Thursday, 24 Sep 2020

Hyflux saga: Acra to assess if further action needed

For a decade, audit firm KPMG had stamped Hyflux’s annual reports with a clean bill of health, attesting to the water treatment company’s ability to continue to operate.

But with the company now facing the possibility of liquidation after a scuppered restructuring deal on Thursday, its shareholders and investors are asking why auditors failed to flag the risk of Hyflux spiralling into heavy debt.

This might well be a key question on the minds of Singapore’s accounting and auditing regulator, which told The Straits Times that it is monitoring the Hyflux quagmire closely.

The Accounting and Corporate Regulatory Authority (Acra), which enforces Singapore’s strict auditing and accounting laws and standards, said in a statement that it will also “assess if further action is warranted”. The Acra spokesman did not elaborate further.

Acra’s statement came a day before the restructuring agreement between Hyflux and SM Investments collapsed on Thursday, with both parties laying the blame on the other side for the demise of the $530 million deal.

As a result, the scheme meetings that were supposed to be held yesterday were also cancelled, and the day passed without any pronouncements from either side.

Acra now joins a trio of financial regulators – including the Monetary Authority of Singapore and the Singapore Exchange – which have publicly said they are keeping a close watch on affairs.

Corporate governance experts believe the accounting and auditing issue is likely to centre on Hyflux’s 2017 books, which the company released in March last year and carry the unqualified opinion of the auditors. It had slipped into the red for the first time in 2017 since its listing in 2001.

Yet two months later in May, Hyflux shocked investors when it filed for bankruptcy protection.

Its financial statements were prepared on the basis of going concern – an accounting method that assumes the company will remain solvent and operational indefinitely until proven otherwise.

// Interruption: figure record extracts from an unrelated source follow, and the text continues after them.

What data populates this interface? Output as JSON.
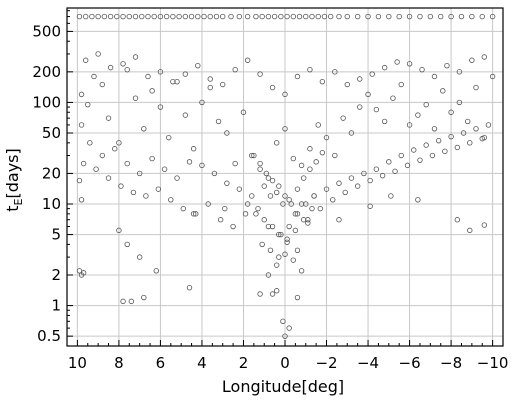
{
  "chart_data": {
    "type": "scatter",
    "title": "",
    "xlabel": "Longitude[deg]",
    "ylabel_main": "t",
    "ylabel_sub": "E",
    "ylabel_rest": "[days]",
    "x_reversed": true,
    "xlim": [
      10.5,
      -10.5
    ],
    "ylim": [
      0.4,
      850
    ],
    "y_scale": "log",
    "grid": true,
    "marker": "open-circle",
    "x_ticks": [
      {
        "value": 10,
        "label": "10"
      },
      {
        "value": 8,
        "label": "8"
      },
      {
        "value": 6,
        "label": "6"
      },
      {
        "value": 4,
        "label": "4"
      },
      {
        "value": 2,
        "label": "2"
      },
      {
        "value": 0,
        "label": "0"
      },
      {
        "value": -2,
        "label": "−2"
      },
      {
        "value": -4,
        "label": "−4"
      },
      {
        "value": -6,
        "label": "−6"
      },
      {
        "value": -8,
        "label": "−8"
      },
      {
        "value": -10,
        "label": "−10"
      }
    ],
    "y_ticks": [
      {
        "value": 0.5,
        "label": "0.5"
      },
      {
        "value": 1,
        "label": "1"
      },
      {
        "value": 2,
        "label": "2"
      },
      {
        "value": 5,
        "label": "5"
      },
      {
        "value": 10,
        "label": "10"
      },
      {
        "value": 20,
        "label": "20"
      },
      {
        "value": 50,
        "label": "50"
      },
      {
        "value": 100,
        "label": "100"
      },
      {
        "value": 200,
        "label": "200"
      },
      {
        "value": 500,
        "label": "500"
      }
    ],
    "series": [
      {
        "color": "#555555",
        "x": [
          9.9,
          9.6,
          9.3,
          9.0,
          8.7,
          8.4,
          8.1,
          7.8,
          7.5,
          7.2,
          6.9,
          6.6,
          6.3,
          6.0,
          5.7,
          5.4,
          5.1,
          4.8,
          4.5,
          4.2,
          3.9,
          3.6,
          3.3,
          3.0,
          2.6,
          2.2,
          1.8,
          1.4,
          1.1,
          0.8,
          0.5,
          0.2,
          -0.1,
          -0.4,
          -0.7,
          -1.0,
          -1.3,
          -1.6,
          -1.9,
          -2.2,
          -2.6,
          -3.0,
          -3.5,
          -4.0,
          -4.5,
          -5.0,
          -5.5,
          -6.0,
          -6.5,
          -7.0,
          -7.5,
          -8.0,
          -8.5,
          -9.0,
          -9.5,
          -10.0,
          9.8,
          9.5,
          9.8,
          9.2,
          8.8,
          8.5,
          8.0,
          7.6,
          7.2,
          6.8,
          6.4,
          6.0,
          5.6,
          5.2,
          4.8,
          4.4,
          4.0,
          3.6,
          3.2,
          2.8,
          2.4,
          2.0,
          1.6,
          1.2,
          0.8,
          0.4,
          0.0,
          -0.4,
          -0.8,
          -1.2,
          -1.6,
          -2.0,
          -2.4,
          -2.8,
          -3.2,
          -3.6,
          -4.0,
          -4.4,
          -4.8,
          -5.2,
          -5.6,
          -6.0,
          -6.4,
          -6.8,
          -7.2,
          -7.6,
          -8.0,
          -8.4,
          -8.8,
          -9.2,
          -9.6,
          -10.0,
          9.6,
          9.0,
          8.4,
          7.8,
          7.2,
          6.6,
          6.0,
          5.4,
          4.8,
          4.2,
          3.6,
          3.0,
          2.4,
          1.8,
          1.2,
          0.6,
          0.0,
          -0.6,
          -1.2,
          -1.8,
          -2.4,
          -3.0,
          -3.6,
          -4.2,
          -4.8,
          -5.4,
          -6.0,
          -6.6,
          -7.2,
          -7.8,
          -8.4,
          -9.0,
          -9.6,
          9.4,
          8.8,
          8.2,
          7.6,
          7.0,
          6.4,
          5.8,
          5.2,
          4.6,
          4.0,
          3.4,
          2.8,
          2.2,
          1.6,
          1.0,
          0.4,
          -0.2,
          -0.8,
          -1.4,
          -2.0,
          -2.6,
          -3.2,
          -3.8,
          -4.4,
          -5.0,
          -5.6,
          -6.2,
          -6.8,
          -7.4,
          -8.0,
          -8.6,
          -9.2,
          -9.8,
          9.7,
          9.1,
          8.5,
          7.9,
          7.3,
          6.7,
          6.1,
          5.5,
          4.9,
          4.3,
          3.7,
          3.1,
          2.5,
          1.9,
          1.3,
          0.7,
          0.1,
          -0.5,
          -1.1,
          -1.7,
          -2.3,
          -2.9,
          -3.5,
          -4.1,
          -4.7,
          -5.3,
          -5.9,
          -6.5,
          -7.1,
          -7.7,
          -8.3,
          -8.9,
          -9.5,
          1.5,
          1.2,
          0.9,
          0.6,
          0.3,
          0.0,
          -0.3,
          -0.6,
          -0.9,
          -1.2,
          -1.5,
          -1.8,
          1.4,
          1.0,
          0.6,
          0.2,
          -0.2,
          -0.6,
          -1.0,
          -1.4,
          1.1,
          0.7,
          0.3,
          -0.1,
          -0.5,
          -0.9,
          -1.3,
          0.8,
          0.4,
          0.0,
          -0.4,
          -0.8,
          9.9,
          9.8,
          8.0,
          7.6,
          7.0,
          6.2,
          4.4,
          2.9,
          1.8,
          0.8,
          0.3,
          -0.1,
          -0.6,
          -1.1,
          -2.6,
          -4.1,
          -5.1,
          -6.4,
          -8.3,
          -8.9,
          -9.6,
          7.8,
          7.4,
          6.8,
          0.0,
          0.1,
          -0.2,
          1.2,
          0.4,
          -0.6,
          9.7,
          9.9,
          9.8,
          4.6,
          0.6
        ],
        "y": [
          700,
          700,
          700,
          700,
          700,
          700,
          700,
          700,
          700,
          700,
          700,
          700,
          700,
          700,
          700,
          700,
          700,
          700,
          700,
          700,
          700,
          700,
          700,
          700,
          700,
          700,
          700,
          700,
          700,
          700,
          700,
          700,
          700,
          700,
          700,
          700,
          700,
          700,
          700,
          700,
          700,
          700,
          700,
          700,
          700,
          700,
          700,
          700,
          700,
          700,
          700,
          700,
          700,
          700,
          700,
          700,
          120,
          95,
          60,
          180,
          150,
          70,
          40,
          210,
          110,
          55,
          130,
          90,
          45,
          160,
          75,
          35,
          100,
          140,
          65,
          50,
          25,
          80,
          30,
          22,
          18,
          40,
          55,
          28,
          24,
          35,
          60,
          45,
          30,
          70,
          50,
          90,
          120,
          85,
          65,
          110,
          150,
          60,
          75,
          95,
          55,
          130,
          80,
          100,
          65,
          140,
          45,
          180,
          260,
          300,
          220,
          240,
          280,
          180,
          200,
          160,
          190,
          230,
          170,
          150,
          210,
          260,
          190,
          140,
          120,
          180,
          210,
          160,
          200,
          150,
          170,
          190,
          220,
          250,
          240,
          210,
          180,
          230,
          200,
          260,
          280,
          40,
          30,
          35,
          25,
          20,
          28,
          22,
          18,
          26,
          24,
          20,
          16,
          14,
          12,
          15,
          13,
          11,
          10,
          12,
          14,
          16,
          18,
          20,
          22,
          26,
          30,
          34,
          38,
          42,
          46,
          50,
          55,
          60,
          25,
          22,
          18,
          15,
          13,
          12,
          14,
          11,
          9,
          8,
          10,
          7,
          6,
          8,
          9,
          12,
          10,
          8,
          7,
          9,
          11,
          13,
          15,
          17,
          19,
          21,
          24,
          27,
          30,
          33,
          36,
          40,
          44,
          30,
          25,
          20,
          17,
          15,
          12,
          10,
          14,
          18,
          22,
          26,
          32,
          8,
          7,
          6,
          5,
          6,
          8,
          10,
          12,
          4,
          3.5,
          3,
          4.5,
          5.5,
          7,
          9,
          2,
          2.5,
          3.2,
          2.8,
          2.2,
          17,
          11,
          5.5,
          4,
          3,
          2.2,
          8,
          9,
          10,
          6,
          5,
          4.2,
          3.5,
          6.5,
          7,
          9.5,
          12,
          11,
          7,
          5.5,
          6.2,
          1.1,
          1.1,
          1.2,
          0.5,
          0.7,
          0.6,
          1.3,
          1.4,
          1.2,
          2.1,
          2.2,
          2.0,
          1.5,
          1.3
        ]
      }
    ]
  }
}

According to Singapore’s auditing standards, auditors are duty-bound to question this assumption, assessing any risks to the company’s ability to stay afloat and avoid bankruptcy. They are also required to remain alert to any events or conditions that show otherwise.

Hyflux, in response to queries from the Securities Investors Association (Singapore) in February, told the watchdog there were no events to cast significant doubt on the assumption of going concern.

National University of Singapore associate professor of accounting Mak Yuen Teen said that if auditors had given an adverse opinion, ordinary shareholders and creditors could have chosen to get out earlier.

He noted that there were no separate audited statements for the group’s loss-making subsidiary Tuaspring for 2017.

Instead, Tuaspring’s 2016 audited figures were used by Hyflux in its latest replies to investors, with no mention on what happened to the 2017 statement. This was unusual considering the importance of Tuaspring to the group, said Prof Mak.

The Tuaspring integrated water and power project is the largest asset on Hyflux’s balance sheets, and the group had stated its intention to partially divest the plant in 2016. The subsidiary had appointed KPMG as its auditor since 2011.

Hyflux had also relied on external valuers to arrive at its $1.4 billion valuation of Tuaspring in 2011, 2013 and 2016, but this was later written down by more than $900 million last year.

In Hyflux’s annual report for the 2016 financial year, auditors had been aware of an independent external consultant hired by Hyflux to perform a Singapore power market study on the power plant.

The KPMG audit report that year stated that it had reviewed the methodology used and analysed the assumptions, which include details such as future electricity prices, plant utilisation and discount rates.

Prof Mak said that while auditors do not carry out valuations directly, it is their duty to provide robust oversight and question the third parties too. “It is often the case here that auditors do not challenge assumptions enough,” he added.

Others pointed out that the $500 million perpetual securities – bonds with no maturity dates – issued by Hyflux are recorded as equity instead of debt in its books.

Such a practice is allowed under current accounting rules, and could have the effect of improving the group’s debt-to-equity ratios and give an impression of recovery.

One investor, who did not want to be named, asked if auditors had probed this aspect in determining Hyflux’s financial health, considering that the company had been generating negative cashflow for consecutive years.

KPMG, which had audited Hyflux since 2008, declined comment, citing client confidentiality.